This is a document I wrote for Ubuntu on installing UEC 2.x. I am posting it here for easy access to people looking for guidance on the Eucalyptus site.
Everything You Always Wanted to Know About UEC
Step by Step Installation, Running, and Debugging
Reinstallation from scratch
Environment
1. Everything but Node Controller – Dell XPS 9100, 750GB Raid1, 6GB Ram, eth0, built in 1Gb nic (RTL 8100/81688 PCI Express), eth1, 1gb nic (Broadcom NetExtreme BCM5705
2. Switch NetGear 5 port Gigabit router
3. Ubuntu Server 10.10 installed as cluster1 with 192.168.0.150-192.168.0.200 public ip range
Background
This server already has had 10.10 UEC cluster installed on it several times. I've gotten pretty good at that. Wiping the LVM and/or removing the Vgroup and Vdrives to get it to actually install has been problematic. Also, I discovered long after initial installation that when nothing was happening, simply booting the machine and starting the Eucalyptus services both errors and warnings were emitted. Hopefully these are all benign but if they are benign they shouldn't even exist, certainly not as errors. So I thought, and was encouraged by kim0, to start from scratch and chronical everything. Here goes...
1) I saved off the definition in /etc/network/interfaces of eth1. It saves time and since I am not a RHCE I don't know the params by heart.
2) Boot off Ubuntu 10.10 server disk.
3) Select English (I am in U.S.)
4) Select Install Ubuntu Enterprise Cloud
5) Select English again...maybe this is their way of asking, “Are you sure?”
6) Select United States
7) Select default keyboard
8) Select USA..twice (again...are you really sure?
9) Select eth0 as primary network interface.
10) Select hostname of cor9100
11) leave cloud controller address blank as this will be the cloud controller
12) Accept default of everything but Node controller
13) Select eth1 as interface for communicating with nodes.
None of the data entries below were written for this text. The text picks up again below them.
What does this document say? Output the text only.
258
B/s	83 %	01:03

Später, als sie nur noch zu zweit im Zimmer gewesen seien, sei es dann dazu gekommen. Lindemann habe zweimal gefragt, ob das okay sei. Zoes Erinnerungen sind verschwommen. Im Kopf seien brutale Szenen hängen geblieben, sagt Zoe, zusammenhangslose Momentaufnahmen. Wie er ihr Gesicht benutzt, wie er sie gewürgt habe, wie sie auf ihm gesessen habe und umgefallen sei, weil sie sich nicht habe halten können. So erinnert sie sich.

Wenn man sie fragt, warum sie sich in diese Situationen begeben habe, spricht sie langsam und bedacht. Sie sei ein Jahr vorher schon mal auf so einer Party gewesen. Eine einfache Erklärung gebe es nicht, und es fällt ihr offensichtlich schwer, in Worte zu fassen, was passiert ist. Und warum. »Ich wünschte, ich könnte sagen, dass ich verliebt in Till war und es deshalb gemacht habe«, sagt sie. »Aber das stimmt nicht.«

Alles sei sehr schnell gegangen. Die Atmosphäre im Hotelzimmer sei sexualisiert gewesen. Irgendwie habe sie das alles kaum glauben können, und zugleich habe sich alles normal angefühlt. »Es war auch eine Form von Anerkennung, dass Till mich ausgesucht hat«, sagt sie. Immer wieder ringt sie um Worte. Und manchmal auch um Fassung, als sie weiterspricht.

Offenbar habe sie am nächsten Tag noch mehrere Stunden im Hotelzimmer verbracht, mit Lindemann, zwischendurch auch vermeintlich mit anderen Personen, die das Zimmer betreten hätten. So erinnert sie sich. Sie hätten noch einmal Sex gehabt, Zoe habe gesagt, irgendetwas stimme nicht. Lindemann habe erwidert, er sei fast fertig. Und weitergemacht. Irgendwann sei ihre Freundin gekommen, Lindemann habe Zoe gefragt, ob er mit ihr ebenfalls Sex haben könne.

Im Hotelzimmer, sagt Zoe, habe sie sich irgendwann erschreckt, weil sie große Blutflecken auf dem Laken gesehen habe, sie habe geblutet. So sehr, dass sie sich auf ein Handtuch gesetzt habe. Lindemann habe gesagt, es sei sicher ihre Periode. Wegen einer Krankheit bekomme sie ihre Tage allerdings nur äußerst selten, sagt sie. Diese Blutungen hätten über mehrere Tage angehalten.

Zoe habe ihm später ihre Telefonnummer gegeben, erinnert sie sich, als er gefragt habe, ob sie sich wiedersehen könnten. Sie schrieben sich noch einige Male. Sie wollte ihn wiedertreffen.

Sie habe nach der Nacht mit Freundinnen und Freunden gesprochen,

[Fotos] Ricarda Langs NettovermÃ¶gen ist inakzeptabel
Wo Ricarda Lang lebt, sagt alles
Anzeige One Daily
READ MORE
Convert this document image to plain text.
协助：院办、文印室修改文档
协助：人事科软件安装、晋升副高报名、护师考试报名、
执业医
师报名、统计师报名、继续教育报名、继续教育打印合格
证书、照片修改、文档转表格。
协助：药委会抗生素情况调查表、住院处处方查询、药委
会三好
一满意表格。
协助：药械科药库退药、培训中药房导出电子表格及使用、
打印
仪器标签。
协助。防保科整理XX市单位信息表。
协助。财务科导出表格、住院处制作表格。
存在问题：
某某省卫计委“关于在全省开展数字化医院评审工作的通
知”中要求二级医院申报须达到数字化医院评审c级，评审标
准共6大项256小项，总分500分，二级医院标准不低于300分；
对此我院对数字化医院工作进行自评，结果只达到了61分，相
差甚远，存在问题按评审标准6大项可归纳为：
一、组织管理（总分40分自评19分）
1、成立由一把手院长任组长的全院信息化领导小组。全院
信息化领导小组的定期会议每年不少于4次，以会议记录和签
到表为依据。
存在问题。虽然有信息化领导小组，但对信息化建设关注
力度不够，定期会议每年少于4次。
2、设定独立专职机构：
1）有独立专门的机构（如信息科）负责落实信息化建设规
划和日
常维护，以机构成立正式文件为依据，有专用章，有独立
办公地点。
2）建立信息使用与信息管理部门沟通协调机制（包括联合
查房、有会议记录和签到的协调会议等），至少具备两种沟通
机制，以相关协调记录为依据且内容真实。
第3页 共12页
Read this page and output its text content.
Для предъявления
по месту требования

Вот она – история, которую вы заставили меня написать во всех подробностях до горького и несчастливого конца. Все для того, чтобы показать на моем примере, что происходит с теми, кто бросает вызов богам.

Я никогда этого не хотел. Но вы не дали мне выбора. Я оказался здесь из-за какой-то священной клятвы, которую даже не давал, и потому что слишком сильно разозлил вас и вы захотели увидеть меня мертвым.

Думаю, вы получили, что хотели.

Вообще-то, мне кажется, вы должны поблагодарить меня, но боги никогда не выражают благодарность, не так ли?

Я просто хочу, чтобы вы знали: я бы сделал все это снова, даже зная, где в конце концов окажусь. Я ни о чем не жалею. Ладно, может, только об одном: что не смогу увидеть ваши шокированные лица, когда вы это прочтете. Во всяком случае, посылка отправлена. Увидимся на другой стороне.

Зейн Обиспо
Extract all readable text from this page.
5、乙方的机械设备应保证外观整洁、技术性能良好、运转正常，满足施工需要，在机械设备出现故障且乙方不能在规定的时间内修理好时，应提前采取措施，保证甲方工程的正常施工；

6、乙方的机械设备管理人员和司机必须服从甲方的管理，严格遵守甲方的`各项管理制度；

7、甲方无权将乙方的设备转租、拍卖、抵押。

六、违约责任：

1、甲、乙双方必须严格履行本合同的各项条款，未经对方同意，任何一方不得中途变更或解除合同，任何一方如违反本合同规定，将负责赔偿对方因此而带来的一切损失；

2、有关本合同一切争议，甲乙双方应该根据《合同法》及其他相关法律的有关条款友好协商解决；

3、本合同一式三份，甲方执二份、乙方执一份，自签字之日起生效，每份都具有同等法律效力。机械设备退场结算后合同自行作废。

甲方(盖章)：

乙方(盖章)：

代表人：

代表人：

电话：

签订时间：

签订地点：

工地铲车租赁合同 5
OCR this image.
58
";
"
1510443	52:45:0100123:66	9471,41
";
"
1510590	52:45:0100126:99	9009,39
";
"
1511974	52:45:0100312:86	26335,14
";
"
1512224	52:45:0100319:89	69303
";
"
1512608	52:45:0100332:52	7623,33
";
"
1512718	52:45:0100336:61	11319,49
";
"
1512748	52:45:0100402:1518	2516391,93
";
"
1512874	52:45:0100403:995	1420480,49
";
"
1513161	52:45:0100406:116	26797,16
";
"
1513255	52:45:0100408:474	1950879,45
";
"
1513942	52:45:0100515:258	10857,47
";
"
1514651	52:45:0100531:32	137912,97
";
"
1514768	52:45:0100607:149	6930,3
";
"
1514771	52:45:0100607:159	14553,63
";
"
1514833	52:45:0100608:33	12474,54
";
This must be the first full installation after adding eth1. I don't recall it ever asking this. I hope this means it will configure things such that the node controller, attached via eth1, will be routed to the outside world, as that is an existing problem/feature, the node controller is orphaned from the outside world.
14) Accept timezone
15) Activate serial ATA RAID
16) Select use entire disk.
17) Accept disk to partition default
18) Select Yes for write changes to disk
19) Fully name of new user...me (Walt Corey)
20) accept userid choice, password stuff, no encrypt of home, no proxy, install security updates automatically
21) Mail Postfix configuration. This defaults to cor9100. I believe I want cor9100.corey.org. Somewhere along the line I recall the warning, “cannot determine fully qualified host name”. Should I have, in step 10, specified cor9100.corey.org instead of cor9100? It probably really doesn't matter as I am not going to set up a mail server on this machine. It is, after all, the cluster, cloud, storage, Walrus controller.
22) Accept cluster1 as cluster name
23) Add the range 192.168.0.150-192.168.0.200 as public range
24) reboot and ssh in to check if eth1 was configured and check for initial startup log files. Question, it did configure eth1 but as dhcp. I think this needs to be status so I will copy the eth1 entry I saved off from the old configuration.
# The secondary network interface
auto eth1
iface eth1 inet static
address 192.168.1.1
netmask 255.255.255.0
broadcast 192.168.1.255
network 192.168.1.0
25) Yes, there were errors. I copied them to a separate subdir under /tmp and will include them in the appendix.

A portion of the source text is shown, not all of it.